Twelve adults and two children fitted into one phone box
Fourteen people squeezed into a phone booth on Edinburgh's Royal Mile at 1300 BST on Tuesday, beating the previous record of 12 set in Germany in 1997.
The Kabosh company was using the stunt to promote its production of Eugene Ionesco's existentialist play, Rhinoceros, which is part of the Edinburgh Fringe.
The attempt, dubbed the World's Maddest Stuffing Extravaganza, initially looked as if it was going to fail.
Actors from the group were joined by volunteers from the crowd, some climbing into the roof of the booth, others sitting on each other, as they slowly shoehorned themselves into the tiny space.
A first attempt reached 12 before a volunteer complained of claustrophobia and demanded to be let out.
The second try also started off unpromisingly, with organisers struggling to recruit volunteers from the audience of onlookers as the booth became increasingly cramped.
But it eventually filled up over 10 minutes and as the volunteers, including two children, were counted out of the box, it became apparent that a new landmark had been set.
Absurd theatre from Kabosh
Jimmy Robertson, 52, of Edinburgh, was crouching at the bottom of the phone box and said determination to break the record had carried him through.
"It was very tight but everyone was there because they wanted to make it happen," he said
"I wasn't uncomfortable - being small, I just pushed myself in and went for it."
Another volunteer, Niki Williams, 18, of West Sussex, joked: "It was
pretty claustrophobic but it's a quick way to get to know people.

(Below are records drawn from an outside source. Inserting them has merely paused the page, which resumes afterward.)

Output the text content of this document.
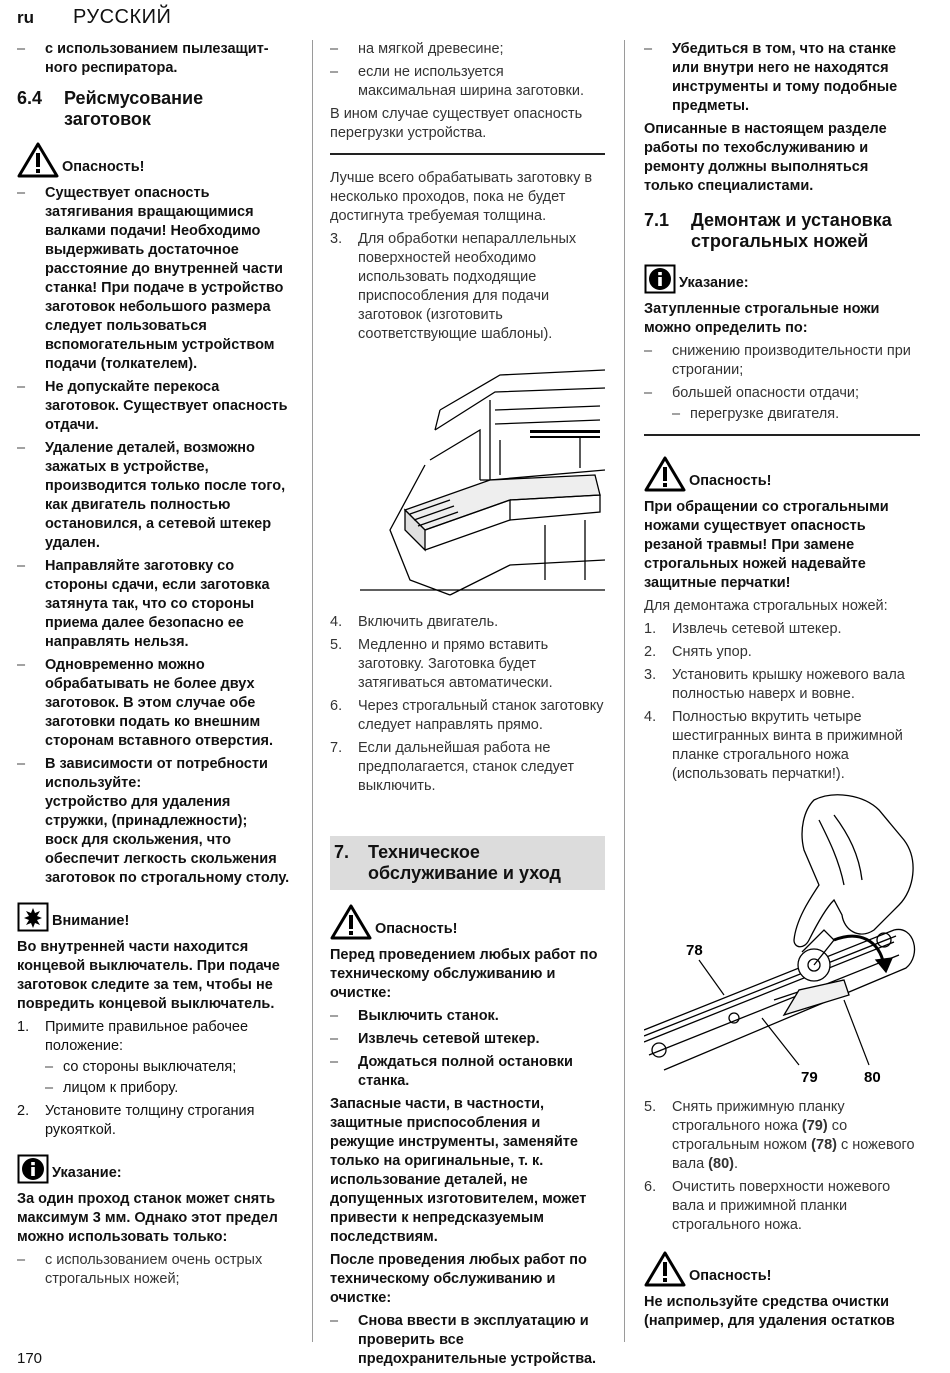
ru РУССКИЙ
– с использованием пылезащит-ного респиратора.
6.4	Рейсмусование заготовок
Опасность!
– Существует опасность затягивания вращающимися валками подачи! Необходимо выдерживать достаточное расстояние до внутренней части станка! При подаче в устройство заготовок небольшого размера следует пользоваться вспомогательным устройством подачи (толкателем).
– Не допускайте перекоса заготовок. Существует опасность отдачи.
– Удаление деталей, возможно зажатых в устройстве, производится только после того, как двигатель полностью остановился, а сетевой штекер удален.
– Направляйте заготовку со стороны сдачи, если заготовка затянута так, что со стороны приема далее безопасно ее направлять нельзя.
– Одновременно можно обрабатывать не более двух заготовок. В этом случае обе заготовки подать ко внешним сторонам вставного отверстия.
– В зависимости от потребности используйте:
устройство для удаления стружки, (принадлежности);
воск для скольжения, что обеспечит легкость скольжения заготовок по строгальному столу.
Внимание!

Во внутренней части находится концевой выключатель. При подаче заготовок следите за тем, чтобы не повредить концевой выключатель.

1. Примите правильное рабочее положение:
– со стороны выключателя;
– лицом к прибору.
2. Установите толщину строгания рукояткой.
Указание:

За один проход станок может снять максимум 3 мм. Однако этот предел можно использовать только:

– с использованием очень острых строгальных ножей;
– на мягкой древесине;
– если не используется максимальная ширина заготовки.

В ином случае существует опасность перегрузки устройства.

Лучше всего обрабатывать заготовку в несколько проходов, пока не будет достигнута требуемая толщина.

3. Для обработки непараллельных поверхностей необходимо использовать подходящие приспособления для подачи заготовок (изготовить соответствующие шаблоны).
4. Включить двигатель.
5. Медленно и прямо вставить заготовку. Заготовка будет затягиваться автоматически.
6. Через строгальный станок заготовку следует направлять прямо.
7. Если дальнейшая работа не предполагается, станок следует выключить.
7.	Техническое обслуживание и уход
Опасность!

Перед проведением любых работ по техническому обслуживанию и очистке:

– Выключить станок.
– Извлечь сетевой штекер.
– Дождаться полной остановки станка.

Запасные части, в частности, защитные приспособления и режущие инструменты, заменяйте только на оригинальные, т. к. использование деталей, не допущенных изготовителем, может привести к непредсказуемым последствиям.

После проведения любых работ по техническому обслуживанию и очистке:

– Снова ввести в эксплуатацию и проверить все предохранительные устройства.
– Убедиться в том, что на станке или внутри него не находятся инструменты и тому подобные предметы.

Описанные в настоящем разделе работы по техобслуживанию и ремонту должны выполняться только специалистами.

7.1	Демонтаж и установка строгальных ножей
Указание:

Затупленные строгальные ножи можно определить по:

– снижению производительности при строгании;
– большей опасности отдачи;
– перегрузке двигателя.
Опасность!

При обращении со строгальными ножами существует опасность резаной травмы! При замене строгальных ножей надевайте защитные перчатки!

Для демонтажа строгальных ножей:

1. Извлечь сетевой штекер.
2. Снять упор.
3. Установить крышку ножевого вала полностью наверх и вовне.
4. Полностью вкрутить четыре шестигранных винта в прижимной планке строгального ножа (использовать перчатки!).
78
79	80
5. Снять прижимную планку строгального ножа (79) со строгальным ножом (78) с ножевого вала (80).
6. Очистить поверхности ножевого вала и прижимной планки строгального ножа.
Опасность!

Не используйте средства очистки (например, для удаления остатков

170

"We all wanted to make it - I have always wanted to be part of a world record."
The ambitious effort has similarities to the play itself, which is running from 18 - 23 August.
Rhinoceros is performed inside a box installation, which is only big enough to cram in a small number of actors and 30 audience members.
The absurd play concerns a group of citizens in an unnamed French town who all turn into rhinoceroses.
The lead character eventually succumbs to the metamorphosis himself.
Playwright Eugene Ionescu was born in Romania in 1909 but moved to Paris as a child before returning to Bucharest to study in 1924.
He went back to Paris in 1938 and went on to become a founding member of the avant garde theatre movement.